Capoeira muda a vida de refugiados em áreas de conflito, mostra pesquisa

Publicado em 14/09/2015 - 11:13 Por Giselle Garcia - Correspondente da Agência Brasil/EBC - Londres

Capoeira para refugiados

O projeto Capoeira para Refugiados surgiu em 2007 em Damasco, na Síria. Aulas de capoeira são oferecidas para crianças e jovens de comunidades marcadas por conflitos e guerrasDivulgação/Projeto Capoeira para Refugiados

Pesquisa divulgada pela Universidade do Leste de Londres mostra que a capoeira – arte afro-brasileira que recebeu, no ano passado, o título de Patrimônio Cultural da Humanidade – tem impacto positivo sobre o estado físico e emocional de crianças e jovens refugiados. Com base em dados coletados de setembro de 2013 a maio de 2015, na Palestina e na Síria, as pesquisadoras concluíram que a capoeira, oferecida de forma contínua a crianças e adolescentes, leva à melhora do estado físico e psicológico, ao desenvolver cinco pontos-chave: estabilidade emocional, tolerância, amizade, força interior e capacidade de brincar.

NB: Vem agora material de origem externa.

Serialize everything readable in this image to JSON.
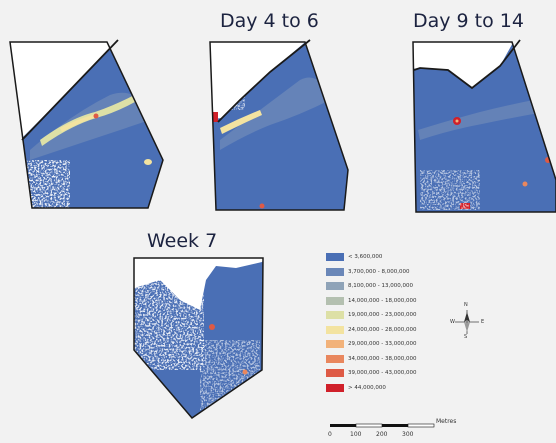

“A capoeira promove a melhora do condicionamento físico e o desenvolvimento das capacidades, o que gera autoestima. Ao mesmo tempo, como outras artes marciais, exige autocontrole e disciplina. Por meio da incorporação da música e da dança, permite espaço para a criatividade e a expressão pessoal, oferecendo uma dimensão que falta em outras atividades físicas”, explica a pesquisadora Hannah Prytherch.

A pesquisadora Kathryn Kraft enfatiza que, nos casos estudados, foi possível perceber que os apelidos dados aos alunos, típicos da capoeira, bem como os laços criados entre o treinador e as crianças ajudaram a promover a identidade. “Naquele espaço elas sabiam quem eram, elas tinham esse senso de pertencimento”, conta. Outra vantagem, segundo Kathryn, é que a colaboração e a diversidade oferecidas pela capoeira facilitaram o desenvolvimento da tolerância e da aceitação do diferente.

Para a coleta dos dados foram promovidos grupos de discussão com as crianças, entrevistas com professores, treinadores, conselheiros escolares e alunos, além da análise de depoimentos escritos e postagens feitas em grupos específicos no Facebook. Os resultados levaram à elaboração do que as pesquisadoras chamaram de teoria da mudança, que tem entre os pontos-chave a ampliação da capacidade de brincar.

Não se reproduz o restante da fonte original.